On land, the ecosystem of dedicated freight corridors doubled to nearly 6,000 km, complementing along 2,741 km of track, accelerating freight speeds and decongesting traditional rail lines. Complementing this expansion is the operationalisation of MMLPs, marked by trial cargo flights at the new Noida International Airport and inland waterways cargo movement growing to nearly 180 million tonnes, respectively.

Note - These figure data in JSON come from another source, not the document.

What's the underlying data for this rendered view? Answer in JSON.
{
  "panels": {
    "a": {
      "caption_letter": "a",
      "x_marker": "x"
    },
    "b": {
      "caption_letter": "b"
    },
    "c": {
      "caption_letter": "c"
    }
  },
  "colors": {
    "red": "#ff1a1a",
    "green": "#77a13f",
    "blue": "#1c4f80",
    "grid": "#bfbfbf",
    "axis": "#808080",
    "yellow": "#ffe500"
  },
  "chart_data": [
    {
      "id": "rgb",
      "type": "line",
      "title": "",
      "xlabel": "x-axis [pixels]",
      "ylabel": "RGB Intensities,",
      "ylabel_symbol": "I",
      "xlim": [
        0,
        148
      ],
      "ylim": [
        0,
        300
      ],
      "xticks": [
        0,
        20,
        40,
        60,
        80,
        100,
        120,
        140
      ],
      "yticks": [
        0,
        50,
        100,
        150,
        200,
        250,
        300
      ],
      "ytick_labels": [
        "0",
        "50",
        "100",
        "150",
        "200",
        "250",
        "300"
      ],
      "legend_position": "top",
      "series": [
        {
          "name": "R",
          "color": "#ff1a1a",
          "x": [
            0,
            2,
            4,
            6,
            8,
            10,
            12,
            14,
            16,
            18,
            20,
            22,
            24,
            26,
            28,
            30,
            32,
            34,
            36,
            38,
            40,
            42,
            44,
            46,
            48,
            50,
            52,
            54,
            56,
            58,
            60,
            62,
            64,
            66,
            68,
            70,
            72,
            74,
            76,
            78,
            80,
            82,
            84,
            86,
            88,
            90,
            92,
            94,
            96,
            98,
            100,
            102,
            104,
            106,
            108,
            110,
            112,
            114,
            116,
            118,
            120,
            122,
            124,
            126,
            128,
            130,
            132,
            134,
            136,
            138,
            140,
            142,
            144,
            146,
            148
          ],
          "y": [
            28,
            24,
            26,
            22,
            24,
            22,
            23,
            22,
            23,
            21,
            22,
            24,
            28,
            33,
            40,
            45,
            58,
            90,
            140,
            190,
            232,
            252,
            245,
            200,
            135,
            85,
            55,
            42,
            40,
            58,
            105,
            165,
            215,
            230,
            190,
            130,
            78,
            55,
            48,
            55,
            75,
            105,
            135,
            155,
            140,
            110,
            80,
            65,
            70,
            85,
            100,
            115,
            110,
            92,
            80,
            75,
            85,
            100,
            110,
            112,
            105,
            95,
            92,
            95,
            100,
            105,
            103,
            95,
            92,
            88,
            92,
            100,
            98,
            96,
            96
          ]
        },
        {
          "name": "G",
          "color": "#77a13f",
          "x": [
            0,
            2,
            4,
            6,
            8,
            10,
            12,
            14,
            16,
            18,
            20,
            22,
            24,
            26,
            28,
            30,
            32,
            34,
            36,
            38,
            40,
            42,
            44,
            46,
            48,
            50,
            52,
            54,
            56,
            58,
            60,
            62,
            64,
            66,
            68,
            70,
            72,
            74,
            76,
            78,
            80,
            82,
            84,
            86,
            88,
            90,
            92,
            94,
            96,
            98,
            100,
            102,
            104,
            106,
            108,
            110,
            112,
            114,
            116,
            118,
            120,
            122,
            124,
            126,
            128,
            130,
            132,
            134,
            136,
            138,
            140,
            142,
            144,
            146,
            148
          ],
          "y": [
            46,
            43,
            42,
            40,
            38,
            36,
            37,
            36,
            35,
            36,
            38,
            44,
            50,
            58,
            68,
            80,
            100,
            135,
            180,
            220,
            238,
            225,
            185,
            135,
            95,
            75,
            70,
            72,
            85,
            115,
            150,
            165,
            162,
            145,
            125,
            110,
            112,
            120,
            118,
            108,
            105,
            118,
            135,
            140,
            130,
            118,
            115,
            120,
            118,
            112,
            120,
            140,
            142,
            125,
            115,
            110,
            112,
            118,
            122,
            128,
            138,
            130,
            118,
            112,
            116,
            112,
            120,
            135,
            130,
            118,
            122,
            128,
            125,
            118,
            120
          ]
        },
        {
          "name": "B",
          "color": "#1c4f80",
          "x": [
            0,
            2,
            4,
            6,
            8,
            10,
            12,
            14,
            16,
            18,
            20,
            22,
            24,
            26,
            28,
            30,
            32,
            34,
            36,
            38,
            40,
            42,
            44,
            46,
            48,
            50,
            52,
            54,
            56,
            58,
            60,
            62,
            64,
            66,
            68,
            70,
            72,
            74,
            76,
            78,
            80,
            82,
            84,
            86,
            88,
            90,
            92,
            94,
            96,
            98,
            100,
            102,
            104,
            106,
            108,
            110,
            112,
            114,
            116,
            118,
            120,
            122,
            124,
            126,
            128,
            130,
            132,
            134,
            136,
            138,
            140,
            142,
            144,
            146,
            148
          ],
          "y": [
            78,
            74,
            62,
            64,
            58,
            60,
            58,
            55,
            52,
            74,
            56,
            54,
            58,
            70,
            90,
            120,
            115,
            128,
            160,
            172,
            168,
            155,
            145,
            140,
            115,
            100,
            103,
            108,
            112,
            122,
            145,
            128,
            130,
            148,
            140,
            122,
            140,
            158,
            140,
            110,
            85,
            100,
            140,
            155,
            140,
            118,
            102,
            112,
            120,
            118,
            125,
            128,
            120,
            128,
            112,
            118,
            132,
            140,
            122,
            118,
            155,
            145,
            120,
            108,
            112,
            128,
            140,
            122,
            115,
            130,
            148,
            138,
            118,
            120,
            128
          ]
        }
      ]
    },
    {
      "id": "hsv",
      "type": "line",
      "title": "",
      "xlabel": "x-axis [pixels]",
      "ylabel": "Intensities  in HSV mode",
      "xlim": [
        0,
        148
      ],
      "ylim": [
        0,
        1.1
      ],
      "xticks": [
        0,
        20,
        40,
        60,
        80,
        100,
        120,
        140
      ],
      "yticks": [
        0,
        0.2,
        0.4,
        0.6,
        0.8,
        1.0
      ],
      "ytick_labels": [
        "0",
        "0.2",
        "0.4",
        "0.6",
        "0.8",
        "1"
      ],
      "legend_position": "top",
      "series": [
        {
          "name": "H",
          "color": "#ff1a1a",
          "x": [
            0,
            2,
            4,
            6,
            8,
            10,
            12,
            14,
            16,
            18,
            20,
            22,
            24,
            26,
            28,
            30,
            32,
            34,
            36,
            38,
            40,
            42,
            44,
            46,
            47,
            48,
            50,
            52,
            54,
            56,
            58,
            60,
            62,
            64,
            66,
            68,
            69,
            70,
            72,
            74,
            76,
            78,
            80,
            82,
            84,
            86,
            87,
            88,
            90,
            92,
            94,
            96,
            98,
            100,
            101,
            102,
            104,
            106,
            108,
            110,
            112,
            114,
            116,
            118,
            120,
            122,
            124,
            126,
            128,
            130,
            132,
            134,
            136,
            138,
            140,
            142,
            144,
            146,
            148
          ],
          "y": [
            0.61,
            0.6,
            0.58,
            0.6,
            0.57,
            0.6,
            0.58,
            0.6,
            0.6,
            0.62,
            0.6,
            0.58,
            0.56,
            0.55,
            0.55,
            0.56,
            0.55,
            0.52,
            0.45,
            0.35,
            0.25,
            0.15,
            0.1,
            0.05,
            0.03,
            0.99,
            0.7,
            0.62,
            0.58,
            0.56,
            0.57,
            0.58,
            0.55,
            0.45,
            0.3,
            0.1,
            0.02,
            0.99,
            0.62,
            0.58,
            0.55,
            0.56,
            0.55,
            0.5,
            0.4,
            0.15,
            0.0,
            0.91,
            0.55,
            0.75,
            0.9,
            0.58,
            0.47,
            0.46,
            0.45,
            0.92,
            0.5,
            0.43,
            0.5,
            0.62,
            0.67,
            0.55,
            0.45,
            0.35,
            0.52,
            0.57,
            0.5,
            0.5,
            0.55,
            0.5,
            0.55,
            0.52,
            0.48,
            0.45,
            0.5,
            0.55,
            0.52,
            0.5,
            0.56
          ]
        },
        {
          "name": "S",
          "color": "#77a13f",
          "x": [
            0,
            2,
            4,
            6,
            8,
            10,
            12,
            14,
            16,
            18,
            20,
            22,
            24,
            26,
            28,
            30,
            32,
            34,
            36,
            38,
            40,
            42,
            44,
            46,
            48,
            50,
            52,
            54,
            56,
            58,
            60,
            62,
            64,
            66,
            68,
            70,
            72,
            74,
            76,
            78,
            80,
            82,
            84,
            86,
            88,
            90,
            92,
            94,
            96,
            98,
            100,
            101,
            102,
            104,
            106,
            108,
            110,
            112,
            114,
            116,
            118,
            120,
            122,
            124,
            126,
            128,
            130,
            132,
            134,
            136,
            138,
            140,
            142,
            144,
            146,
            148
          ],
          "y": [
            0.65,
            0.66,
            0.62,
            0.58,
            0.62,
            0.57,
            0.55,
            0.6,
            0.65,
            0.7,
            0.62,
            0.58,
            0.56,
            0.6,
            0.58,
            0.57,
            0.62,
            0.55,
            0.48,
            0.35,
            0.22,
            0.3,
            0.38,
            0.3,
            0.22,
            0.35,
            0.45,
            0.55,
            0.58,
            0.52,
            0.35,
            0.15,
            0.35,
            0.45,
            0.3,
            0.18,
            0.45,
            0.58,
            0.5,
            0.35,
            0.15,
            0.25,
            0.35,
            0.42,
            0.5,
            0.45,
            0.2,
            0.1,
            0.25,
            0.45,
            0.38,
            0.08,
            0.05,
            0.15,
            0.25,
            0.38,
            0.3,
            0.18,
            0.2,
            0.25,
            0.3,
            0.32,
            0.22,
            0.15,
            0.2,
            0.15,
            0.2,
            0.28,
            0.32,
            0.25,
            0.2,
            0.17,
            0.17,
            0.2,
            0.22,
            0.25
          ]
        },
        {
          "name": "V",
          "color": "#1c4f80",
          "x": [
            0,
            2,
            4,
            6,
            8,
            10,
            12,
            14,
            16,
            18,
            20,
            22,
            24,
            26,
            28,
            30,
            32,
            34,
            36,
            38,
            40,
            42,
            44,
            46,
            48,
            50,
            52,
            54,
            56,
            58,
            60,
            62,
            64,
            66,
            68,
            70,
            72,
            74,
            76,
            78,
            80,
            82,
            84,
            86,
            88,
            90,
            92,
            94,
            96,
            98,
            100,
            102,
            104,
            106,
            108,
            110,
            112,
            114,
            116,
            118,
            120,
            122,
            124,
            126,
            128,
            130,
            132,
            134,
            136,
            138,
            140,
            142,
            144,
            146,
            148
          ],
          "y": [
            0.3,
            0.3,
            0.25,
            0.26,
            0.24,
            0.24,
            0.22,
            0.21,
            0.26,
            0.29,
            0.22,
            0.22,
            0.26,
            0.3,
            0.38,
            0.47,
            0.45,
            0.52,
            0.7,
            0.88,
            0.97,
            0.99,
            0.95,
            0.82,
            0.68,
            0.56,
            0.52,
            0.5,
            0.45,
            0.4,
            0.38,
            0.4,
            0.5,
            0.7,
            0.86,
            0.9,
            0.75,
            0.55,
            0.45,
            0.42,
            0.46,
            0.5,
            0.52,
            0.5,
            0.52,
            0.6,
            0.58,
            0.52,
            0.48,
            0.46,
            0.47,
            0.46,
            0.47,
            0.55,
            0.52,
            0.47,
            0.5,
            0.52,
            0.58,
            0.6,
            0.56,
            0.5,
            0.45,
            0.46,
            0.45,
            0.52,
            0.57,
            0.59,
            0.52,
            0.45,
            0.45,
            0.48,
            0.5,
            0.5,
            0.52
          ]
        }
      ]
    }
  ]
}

Further, the Ministry of Road Transport and Highways revamped the model concession agreement for MMLPs to fast-track public-private partnerships. The MMLP at Jogighopa became fully operational in 2025, with a growing potential for inland trade to Bhutan and Bangladesh. The MMLP at Mappeddu, Chennai, embarked on the first phase of operation in 2026; work has started on MMLPs in Bengaluru, Indore and Nagpur.
Simultaneously, highway construction increased under the Bharatmala Pariyojana, expanding the National Highway Network to 1,46,572 km by March 2026, which includes the inauguration of the 213-km Delhi-Dehradun economic corridor. Parallelly, Indian Railways hauled an all-time high of 1,670 million tonnes of freight, reinforced by 35 new Gati Shakti cargo terminals.
Even as the NLP continues to make an impact across the States, the human link remains vital. Policies are being chalked up with the future in mind. Initiatives like Logistics Day affords an opportunity to salute the 20-25 million men and women who power the logistics sector, which accounts for 13-20 per cent of GDP, valued around $350 billion and enjoying a CAGR above 8 per cent.
The writer is a maritime expert. Views are personal.